We encourage improvisation - it's one of the main goals of our hands-on approach! You and your students might invent a simpler, sturdier or more accurate system; might ask a better question; might design a better extension. Hooray for ingenuity! When this occurs, we'd love to hear about it and share it with other educators.
National Science Education Standards (NRC 1996)

#### TEACHING Standards

These 36 Task Cards promote excellence in science teaching by these NSES criteria:
Teachers of science...
A: ...plan an inquiry-based science program. (p. 30)
B: ...guide and facilitate learning. (p. 32)
C: ...engage in ongoing assessment of their teaching and of student learning. (p. 37)
D: ...design and manage learning environments that provide students with the time, space, and resources needed for learning science. (p. 43)

#### CONTENT Standards

These 36 Task Cards contain fundamental content as defined by these NSES guidelines (p. 109).
• Represent a central event or phenomenon in the natural world.
• Represent a central scientific idea and organizing principle.
• Have rich explanatory power.
• Guide fruitful investigations.
• Apply to situations and contexts common to everyday experiences.
• Can be linked to meaningful learning experiences.
• Are developmentally appropriate for students at the grade level specified.

#### Unifying Concepts and Processes

NSES Framework: Systems, order, and organization • Evidence, models and explanation • Constancy, change, and measurement
Core Concepts/Processes:In the absence of unbalanced forces objects at rest tend to stay at rest, and objects in motion tend to stay in motion. • Objects have uniform acceleration in a gravitational field regardless of mass.

#### Science as Inquiry (content standard A)

NSES Framework: Identify questions that can be answered through scientific investigations. • Design and conduct a scientific investigation. • Use appropriate tools and techniques to gather, analyze, and interpret data. • Develop descriptions, explanations, predictions, and models using evidence. • Think critically and logically to make the relationships between evidence and explanations. • Recognize and analyze alternative explanations and predictions. • Communicate scientific procedures and explanations.
Core Inquiries: Investigate constant speed, acceleration and deceleration with time-vs.-distance graph lines.

#### Physical Science (content standard B)
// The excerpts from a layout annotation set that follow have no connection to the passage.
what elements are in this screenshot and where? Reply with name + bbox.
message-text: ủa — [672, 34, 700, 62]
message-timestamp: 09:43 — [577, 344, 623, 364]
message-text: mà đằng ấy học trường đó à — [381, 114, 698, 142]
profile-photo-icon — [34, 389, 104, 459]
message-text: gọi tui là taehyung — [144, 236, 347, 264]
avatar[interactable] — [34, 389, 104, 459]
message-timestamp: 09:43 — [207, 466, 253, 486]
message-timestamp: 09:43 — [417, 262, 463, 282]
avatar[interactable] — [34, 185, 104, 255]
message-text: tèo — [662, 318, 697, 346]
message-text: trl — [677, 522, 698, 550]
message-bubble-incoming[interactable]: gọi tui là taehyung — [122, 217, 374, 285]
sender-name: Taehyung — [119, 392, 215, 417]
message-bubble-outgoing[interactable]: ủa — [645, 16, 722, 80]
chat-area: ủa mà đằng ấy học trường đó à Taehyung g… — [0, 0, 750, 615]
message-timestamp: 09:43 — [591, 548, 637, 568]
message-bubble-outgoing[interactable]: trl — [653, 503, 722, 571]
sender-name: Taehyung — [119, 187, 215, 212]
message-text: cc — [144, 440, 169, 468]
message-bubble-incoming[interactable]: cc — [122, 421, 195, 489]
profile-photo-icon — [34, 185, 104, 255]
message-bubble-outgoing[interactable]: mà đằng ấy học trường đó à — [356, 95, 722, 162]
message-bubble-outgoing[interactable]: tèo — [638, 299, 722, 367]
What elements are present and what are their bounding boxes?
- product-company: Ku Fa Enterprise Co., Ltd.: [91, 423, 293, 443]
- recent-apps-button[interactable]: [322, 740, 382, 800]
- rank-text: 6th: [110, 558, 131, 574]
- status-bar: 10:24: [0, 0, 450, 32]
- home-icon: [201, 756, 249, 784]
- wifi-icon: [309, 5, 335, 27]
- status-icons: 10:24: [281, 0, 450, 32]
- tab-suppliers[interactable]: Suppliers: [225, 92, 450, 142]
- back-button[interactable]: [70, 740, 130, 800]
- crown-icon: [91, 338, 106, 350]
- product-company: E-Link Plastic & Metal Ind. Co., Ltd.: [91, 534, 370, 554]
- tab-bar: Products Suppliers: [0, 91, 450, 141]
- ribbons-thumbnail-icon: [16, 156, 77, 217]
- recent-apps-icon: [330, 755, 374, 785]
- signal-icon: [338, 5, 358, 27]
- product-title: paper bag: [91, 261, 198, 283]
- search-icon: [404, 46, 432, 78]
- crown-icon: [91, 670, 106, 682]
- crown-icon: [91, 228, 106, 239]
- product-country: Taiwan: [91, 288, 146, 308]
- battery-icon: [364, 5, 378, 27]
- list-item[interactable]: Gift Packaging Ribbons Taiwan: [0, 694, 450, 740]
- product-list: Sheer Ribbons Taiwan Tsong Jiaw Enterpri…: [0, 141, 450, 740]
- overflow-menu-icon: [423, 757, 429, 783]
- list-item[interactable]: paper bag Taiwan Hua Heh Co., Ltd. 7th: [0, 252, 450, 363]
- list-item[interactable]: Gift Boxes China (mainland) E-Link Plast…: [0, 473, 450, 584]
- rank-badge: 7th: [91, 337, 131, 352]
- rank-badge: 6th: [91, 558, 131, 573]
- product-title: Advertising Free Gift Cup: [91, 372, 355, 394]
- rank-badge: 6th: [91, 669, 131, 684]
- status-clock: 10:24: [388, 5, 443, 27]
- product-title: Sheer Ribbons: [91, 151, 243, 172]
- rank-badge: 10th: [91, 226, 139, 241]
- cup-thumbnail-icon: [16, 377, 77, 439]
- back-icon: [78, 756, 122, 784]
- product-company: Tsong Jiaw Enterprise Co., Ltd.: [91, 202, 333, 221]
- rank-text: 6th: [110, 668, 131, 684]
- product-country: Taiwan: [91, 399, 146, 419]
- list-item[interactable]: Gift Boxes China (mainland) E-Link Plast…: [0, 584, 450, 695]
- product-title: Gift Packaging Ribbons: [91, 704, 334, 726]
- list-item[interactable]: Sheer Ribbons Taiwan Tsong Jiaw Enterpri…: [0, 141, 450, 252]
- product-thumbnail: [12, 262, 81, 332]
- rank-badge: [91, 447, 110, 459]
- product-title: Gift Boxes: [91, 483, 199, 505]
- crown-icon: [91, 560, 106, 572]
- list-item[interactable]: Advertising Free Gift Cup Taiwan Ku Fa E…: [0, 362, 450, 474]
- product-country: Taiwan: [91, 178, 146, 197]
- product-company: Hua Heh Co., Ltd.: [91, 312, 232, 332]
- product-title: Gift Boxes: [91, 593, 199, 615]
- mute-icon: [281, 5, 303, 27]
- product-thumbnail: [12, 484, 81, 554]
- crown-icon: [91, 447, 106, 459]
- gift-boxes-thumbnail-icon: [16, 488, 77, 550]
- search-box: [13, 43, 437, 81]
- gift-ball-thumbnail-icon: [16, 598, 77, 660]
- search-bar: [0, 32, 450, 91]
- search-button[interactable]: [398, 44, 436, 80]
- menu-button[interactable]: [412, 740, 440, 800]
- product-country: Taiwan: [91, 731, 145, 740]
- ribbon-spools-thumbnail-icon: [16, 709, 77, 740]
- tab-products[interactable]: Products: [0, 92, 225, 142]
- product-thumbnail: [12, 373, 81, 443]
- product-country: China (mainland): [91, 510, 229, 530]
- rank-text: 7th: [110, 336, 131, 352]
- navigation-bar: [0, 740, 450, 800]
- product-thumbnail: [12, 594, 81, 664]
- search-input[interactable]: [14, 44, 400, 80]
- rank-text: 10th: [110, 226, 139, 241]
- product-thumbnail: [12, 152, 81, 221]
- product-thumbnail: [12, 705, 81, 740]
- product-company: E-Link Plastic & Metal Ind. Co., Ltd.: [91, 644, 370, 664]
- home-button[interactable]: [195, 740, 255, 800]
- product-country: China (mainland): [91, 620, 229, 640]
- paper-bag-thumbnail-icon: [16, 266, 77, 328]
NSES Framework: Properties and changes of properties in matter • Motions and forces
Core Content: Mass • Inertia • Balanced and unbalanced forces • Uniform motion • Acceleration • Collisions • Friction • Air resistance • Free fall • Action and reaction • F = ma<

#### Science and Technology (content standard E)

NSES Framework: Abilities of technological design • Understanding about science and technology
Core Content: Build jet straws and catapults.

#### History and Nature of Science (content standard G)

NSES Framework: Science as a human endeavor • Nature of science • History of science
Core Content: Sir Issac Newton (1643-1727), English mathematician and physicist, discovered laws of force and motion that profoundly affect the way we see and understand our world to this day.